Monkey: Yeah! One time I was riding my bike and my wheel FELL OFF! Mama should FIX THAT!
Pastor: This week marks the beginning of our annual stewardship campaign, so it’s time to start thinking about your financial commitment for the coming year…
Me: Let’s see, 10% of nothing is, wait–don’t tell me–
Me: What? No, I haven’t found a job yet. Thanks for asking.
Me: What? No, the Family Festival falls on a weekend when I won’t have the kids, so I probably won’t be coming.
Me: What? Oh, thanks. TAKE THAT OUT OF YOUR MOUTH!
Friend: Does Chickadee want to come hang with us during the party?
Chickadee: Can I please do that instead of going to the Little Kid party?
Me: Hmmm, okay, I think that’d be alright.
At the party
Them: Where’s Chickadee?
Me: I let her accept this other invitation because I am a poor excuse for a mother and you only invited her out of kindness and pity on my single mom status, and rather than taking this as a golden opportunity to teach about honoring commitments I was mostly just happy she didn’t ask me for a pony this week.
Everyone: Blah blah blah my husband blah blah blah couple-things blah blah blah money money money.
Me: Look! Coffee! In a shiny pot!
Everyone: Dance lessons horseback riding soccer library group enrichment shopping my husband blah blah blahbity blah.
Me: Mmmmm coffee.
Random Woman: Blah blah blah new to town blah blah I think the whole dump phenomenon is so charming, and the Still Good Shed is such a great idea!
Me: Don’t tell anyone in the Junior League that you took stuff from the Still Good Shed.
Other Random Woman: My best friend is president of the Juniors.
Me: Oh.

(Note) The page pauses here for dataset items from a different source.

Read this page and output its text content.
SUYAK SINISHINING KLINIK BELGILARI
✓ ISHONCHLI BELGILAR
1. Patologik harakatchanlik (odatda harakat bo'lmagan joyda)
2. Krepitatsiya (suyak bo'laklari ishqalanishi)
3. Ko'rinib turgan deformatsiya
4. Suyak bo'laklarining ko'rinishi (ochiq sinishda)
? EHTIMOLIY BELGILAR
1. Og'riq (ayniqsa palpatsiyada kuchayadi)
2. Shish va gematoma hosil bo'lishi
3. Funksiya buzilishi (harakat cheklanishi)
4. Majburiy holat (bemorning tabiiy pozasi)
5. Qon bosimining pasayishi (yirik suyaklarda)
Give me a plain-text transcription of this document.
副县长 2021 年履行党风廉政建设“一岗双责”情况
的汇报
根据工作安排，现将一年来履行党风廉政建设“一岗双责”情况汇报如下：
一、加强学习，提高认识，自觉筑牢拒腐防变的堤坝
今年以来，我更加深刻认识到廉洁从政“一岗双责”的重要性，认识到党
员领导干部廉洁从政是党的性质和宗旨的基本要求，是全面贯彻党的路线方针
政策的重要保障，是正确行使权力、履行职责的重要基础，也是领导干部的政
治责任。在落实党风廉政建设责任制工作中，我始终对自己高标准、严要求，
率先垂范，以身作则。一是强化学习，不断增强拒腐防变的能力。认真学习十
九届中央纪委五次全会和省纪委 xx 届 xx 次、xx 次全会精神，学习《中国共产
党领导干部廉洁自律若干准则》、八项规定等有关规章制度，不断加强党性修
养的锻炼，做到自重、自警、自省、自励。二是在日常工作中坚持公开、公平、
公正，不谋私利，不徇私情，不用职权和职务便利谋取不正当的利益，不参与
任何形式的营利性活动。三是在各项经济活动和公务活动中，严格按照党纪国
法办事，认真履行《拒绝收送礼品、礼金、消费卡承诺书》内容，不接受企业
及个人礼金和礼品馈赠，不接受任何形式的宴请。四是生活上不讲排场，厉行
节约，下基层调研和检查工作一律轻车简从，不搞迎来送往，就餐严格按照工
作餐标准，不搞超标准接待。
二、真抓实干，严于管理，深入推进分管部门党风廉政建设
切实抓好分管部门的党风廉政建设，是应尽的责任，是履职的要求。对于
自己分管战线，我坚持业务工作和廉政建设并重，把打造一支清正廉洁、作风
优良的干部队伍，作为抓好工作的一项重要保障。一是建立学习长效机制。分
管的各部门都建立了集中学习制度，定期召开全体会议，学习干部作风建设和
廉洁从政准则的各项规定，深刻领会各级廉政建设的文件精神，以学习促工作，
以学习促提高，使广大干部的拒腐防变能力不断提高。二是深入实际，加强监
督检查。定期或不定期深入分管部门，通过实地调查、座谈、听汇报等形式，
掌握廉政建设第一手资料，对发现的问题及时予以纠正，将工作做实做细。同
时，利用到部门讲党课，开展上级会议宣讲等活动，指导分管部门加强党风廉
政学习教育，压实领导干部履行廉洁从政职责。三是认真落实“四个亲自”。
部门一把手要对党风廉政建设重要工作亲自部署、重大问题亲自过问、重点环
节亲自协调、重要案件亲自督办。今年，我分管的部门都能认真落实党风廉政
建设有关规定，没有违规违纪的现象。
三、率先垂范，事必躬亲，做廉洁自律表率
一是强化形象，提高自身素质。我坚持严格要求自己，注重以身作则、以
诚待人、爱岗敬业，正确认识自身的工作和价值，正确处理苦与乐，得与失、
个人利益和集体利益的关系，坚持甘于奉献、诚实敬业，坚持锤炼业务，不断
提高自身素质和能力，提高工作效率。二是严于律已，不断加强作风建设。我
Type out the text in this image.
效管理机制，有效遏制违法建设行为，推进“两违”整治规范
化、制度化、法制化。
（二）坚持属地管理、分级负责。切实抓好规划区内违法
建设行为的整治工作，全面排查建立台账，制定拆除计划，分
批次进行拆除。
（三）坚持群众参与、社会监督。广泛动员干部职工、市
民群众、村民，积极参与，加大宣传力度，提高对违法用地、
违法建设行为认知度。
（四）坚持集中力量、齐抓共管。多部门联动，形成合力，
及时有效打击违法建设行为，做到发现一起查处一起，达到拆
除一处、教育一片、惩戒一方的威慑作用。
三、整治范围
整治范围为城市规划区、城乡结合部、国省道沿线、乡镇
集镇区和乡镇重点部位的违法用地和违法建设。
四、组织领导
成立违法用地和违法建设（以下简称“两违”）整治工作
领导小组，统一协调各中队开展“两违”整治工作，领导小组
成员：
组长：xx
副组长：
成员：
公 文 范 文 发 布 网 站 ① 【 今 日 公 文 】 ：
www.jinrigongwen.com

Wow. That’s great. I need some more coffee.
Back home again
Monkey: Candy? Can I eat this candy?
Me: No, you’ve had enough sweets for today.
Me: Go change your clothes.
Chickadee: Monkey won’t give me–
Monkey: Chicky took my–
Me: Give it to me, whatever it is.
Me: Head. going. to. explode.
Chickadee: Meatloaf? I hate meatloaf!
Monkey: What’re these green things? I don’t want them.
Chickadee: I hate ketchup.
Monkey: I’m not hungry.
Chickadee: Why do you make us such gross stuff?
Monkey: Yeah, Mama.
Me: Did anyone here make anything else for dinner that we can eat, instead?
Them: *blank stares*
Me: Right. Then it appears this is all we have. Eat it or don’t.
It’s like being a hermit. Except with a lot more driving around. And responsibility. And whining. And feeling like a misfit. But other than that, exactly the same. Sort of. (Even my metaphors suck, today.)